Исследования по феноменологии сознания. Виктор Молчанов
нелегким делом, однако усилия не пропали даром: сама проблема Я, которая интересовала меня ранее только в связи с кантовской «трансцендентальной апперцепцией» и изменением гуссерлевской позиции в отношении чистого Я, предстала в своей многогранности и чрезвычайной сложности.
Что касается русской философии, то моя установка на интерпретацию, реализованная в статье «Феноменология в России» отступила на задний план (статья была написана для Encyclopaedia of Phenomenology, Kluwer 1997, но на русском языке появилась ранее в словаре «Русская философия. Малый энциклопедический словарь». М., 1996). На передний план выступила аналитическая работа. Если ранее речь шла только об интерпретации учений о сознании М. И. Каринского, С. Н. Трубецкого, В. С. Соловьева и др., и, в частности, как феноменологии до феноменологии, то теперь я подверг эти учения критическому анализу, как содержательному, так и терминологическому. Особое внимание в этом плане я уделил «Теоретической философии» В. С. Соловьева, критический анализ которой составил статью достаточно большого объема.
Сочетание (и различие!) концептуально-аналитической и терминологической работы привело меня к следующим результатам. «Единство» и «Я» – антагонисты и корреляты, полезные фикции, сопряженные с опытом различений и деформирующие его. Гипертрофия единства и гипертрофия Я как раз ставят под вопрос полезность этих фикций, заслоняя собой само различие опыта и фикции. Различие, однако, следует отличать, во-первых, от разделения и разрыва, когда передний и задний планы становятся самостоятельными, самотождественными «сущностями», а во-вторых – от сравнения, предполагающего тождество как «основание для сравнения». В первом случае тождество – это результат, во втором – исходный пункт.
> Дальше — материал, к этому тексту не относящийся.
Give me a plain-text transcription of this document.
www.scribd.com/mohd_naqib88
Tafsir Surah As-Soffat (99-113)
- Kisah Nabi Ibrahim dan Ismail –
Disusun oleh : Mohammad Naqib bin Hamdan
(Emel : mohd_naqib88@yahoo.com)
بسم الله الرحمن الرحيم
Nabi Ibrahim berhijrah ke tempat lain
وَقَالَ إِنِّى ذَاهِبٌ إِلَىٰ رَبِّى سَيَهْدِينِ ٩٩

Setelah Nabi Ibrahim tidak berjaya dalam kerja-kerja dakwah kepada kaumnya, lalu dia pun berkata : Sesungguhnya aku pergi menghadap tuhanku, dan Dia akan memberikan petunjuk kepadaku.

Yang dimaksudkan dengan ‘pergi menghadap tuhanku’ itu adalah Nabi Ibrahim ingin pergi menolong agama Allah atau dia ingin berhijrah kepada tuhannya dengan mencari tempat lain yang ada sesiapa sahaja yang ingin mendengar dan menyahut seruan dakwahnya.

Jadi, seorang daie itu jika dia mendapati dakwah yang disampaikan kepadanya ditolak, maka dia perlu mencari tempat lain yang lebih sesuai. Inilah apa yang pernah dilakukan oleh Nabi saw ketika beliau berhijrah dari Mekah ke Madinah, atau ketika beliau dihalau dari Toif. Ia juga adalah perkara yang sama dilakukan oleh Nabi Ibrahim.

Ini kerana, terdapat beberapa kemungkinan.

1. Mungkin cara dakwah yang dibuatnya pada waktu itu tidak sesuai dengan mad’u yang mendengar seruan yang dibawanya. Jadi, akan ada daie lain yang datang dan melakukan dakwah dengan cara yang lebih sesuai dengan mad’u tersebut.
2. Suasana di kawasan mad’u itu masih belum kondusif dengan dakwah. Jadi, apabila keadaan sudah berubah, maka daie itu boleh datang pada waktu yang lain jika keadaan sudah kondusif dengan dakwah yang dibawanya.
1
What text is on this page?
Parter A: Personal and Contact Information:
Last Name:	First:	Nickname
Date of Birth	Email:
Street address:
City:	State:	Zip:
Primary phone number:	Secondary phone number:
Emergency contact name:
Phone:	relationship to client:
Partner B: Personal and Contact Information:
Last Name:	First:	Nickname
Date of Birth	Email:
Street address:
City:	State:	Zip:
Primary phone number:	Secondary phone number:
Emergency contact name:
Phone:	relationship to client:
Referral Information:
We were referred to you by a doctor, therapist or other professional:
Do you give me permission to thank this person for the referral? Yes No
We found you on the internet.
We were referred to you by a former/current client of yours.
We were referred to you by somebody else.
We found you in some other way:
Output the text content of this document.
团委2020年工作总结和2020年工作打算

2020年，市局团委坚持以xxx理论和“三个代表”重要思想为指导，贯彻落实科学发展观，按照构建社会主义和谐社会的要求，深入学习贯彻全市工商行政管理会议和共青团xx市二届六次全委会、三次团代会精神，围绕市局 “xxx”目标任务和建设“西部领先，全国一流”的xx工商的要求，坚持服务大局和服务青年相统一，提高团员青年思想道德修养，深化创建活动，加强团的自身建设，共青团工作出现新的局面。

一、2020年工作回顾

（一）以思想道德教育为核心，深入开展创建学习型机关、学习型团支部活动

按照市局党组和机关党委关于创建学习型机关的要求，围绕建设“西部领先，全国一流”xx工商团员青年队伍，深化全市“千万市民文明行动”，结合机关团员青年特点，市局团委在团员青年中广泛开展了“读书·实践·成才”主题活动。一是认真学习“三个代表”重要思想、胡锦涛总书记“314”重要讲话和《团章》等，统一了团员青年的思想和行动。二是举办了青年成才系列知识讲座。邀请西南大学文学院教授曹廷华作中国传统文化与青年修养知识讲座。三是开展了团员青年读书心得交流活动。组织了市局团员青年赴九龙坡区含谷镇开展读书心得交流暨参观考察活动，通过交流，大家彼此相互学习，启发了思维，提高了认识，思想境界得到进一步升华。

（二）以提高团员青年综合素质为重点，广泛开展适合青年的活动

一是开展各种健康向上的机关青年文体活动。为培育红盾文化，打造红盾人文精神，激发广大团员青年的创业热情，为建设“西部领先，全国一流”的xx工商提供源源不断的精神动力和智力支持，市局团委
Различие нормы и аномалии, опыта и его деформации, неагрессивного и агрессивного не означает проведение между ними абсолютной границы, но и не предполагает какого-либо нейтрального общего, т. е. некоторого посредника. Аномалия – это всегда отклонение от определенной нормы, а норма подразумевает возможность не каких угодно, но только определенных аномалий. Эти тривиальности (тривиальности, правда, как заметил однажды Гуссерль, – предмет философии) трудно даются, однако, не только обыденному сознанию. Отстранение от фикций (принцип беспредпосылочности, эпохе, «сами вещи», бытие сущего и т. д.) ведет все же к отказу от исследования фикций, их происхождения и функционирования. С другой стороны, было бы опрометчиво объявлять все симулякрами, копиями, повторениями. Старый добрый регресс в бесконечность, причем в бесконечность фикций, поджидает такого рода утверждения. По существу, это один из вариантов конца философии, который время от времени объявляется в немецкой и французской философии, что свидетельствует лишь о завершении определенного цикла.
Различие реального (действительного, подлинного и т. п.) и фиктивного, их взаимопереходы и трансформации есть неизменная тема философии, если угодно, ее неисчерпаемый предмет.